Alors que les préparatifs pour la présidentielle de 2027 battent leur plein, il est clair que chaque candidat veut garder un avantage sur ses rivaux. Même les meetings, moments décisifs du processus, se transforment en véritables scènes d'observation où les partis n'hésitent pas à envoyer des agents infiltrés.
Les récents meetings, tels que celui de Gabriel Attal le 30 mai et celui de Jean-Luc Mélenchon le 7 juin, illustrent cette stratégie. Attal s'interrogeait sur le rôle des adversaires, tandis que Mélenchon cherchait à redynamiser la gauche. Preuve qu'à ce niveau, la perception et l'influence sont cruciales.
Ces rencontres ne sont pas que des spectacles : elles représentent des moments de tension, où chaque geste, chaque parole est scruté à la loupe.
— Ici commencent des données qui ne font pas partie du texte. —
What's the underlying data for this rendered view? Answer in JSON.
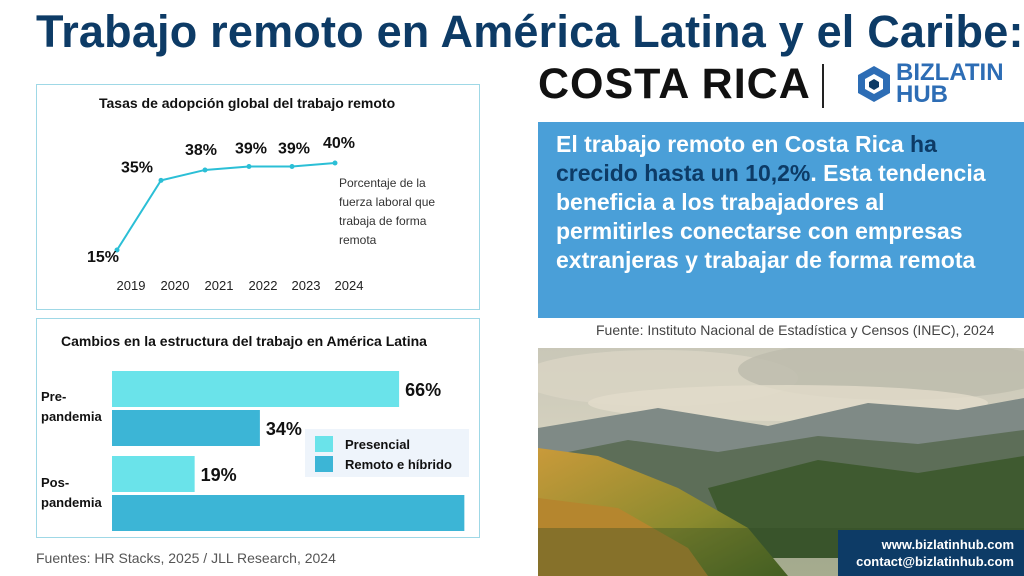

L'espionnage, loin d'être un acte isolé, devient une méthode à part entière. La tentative d'interception des messages de campagne des adversaires est attestée par des exemples précis, comme lors du meeting d'Attal.
En effet, deux observateurs atypiques s'étaient glissés parmi les partisans de Renaissance. L'un d'eux, un cadre influent du Rassemblement National (RN), a été rapidement repéré grâce à une vigilance accrue lors des contrôles de sécurité. Mais un autre, un expert en stratégie de Bruno Retailleau, a réussi à passer inaperçu tout au long de l'événement.
Les experts politiques soulignent l'importance de ce phénomène. Selon Le Monde, ce recours à l'espionnage est symptomatique d'une campagne qui s'annonce âpre et profondément concurrentielle. Les enjeux sont élevés, et chaque parti est déterminé à ne pas laisser de place à l'imprévu.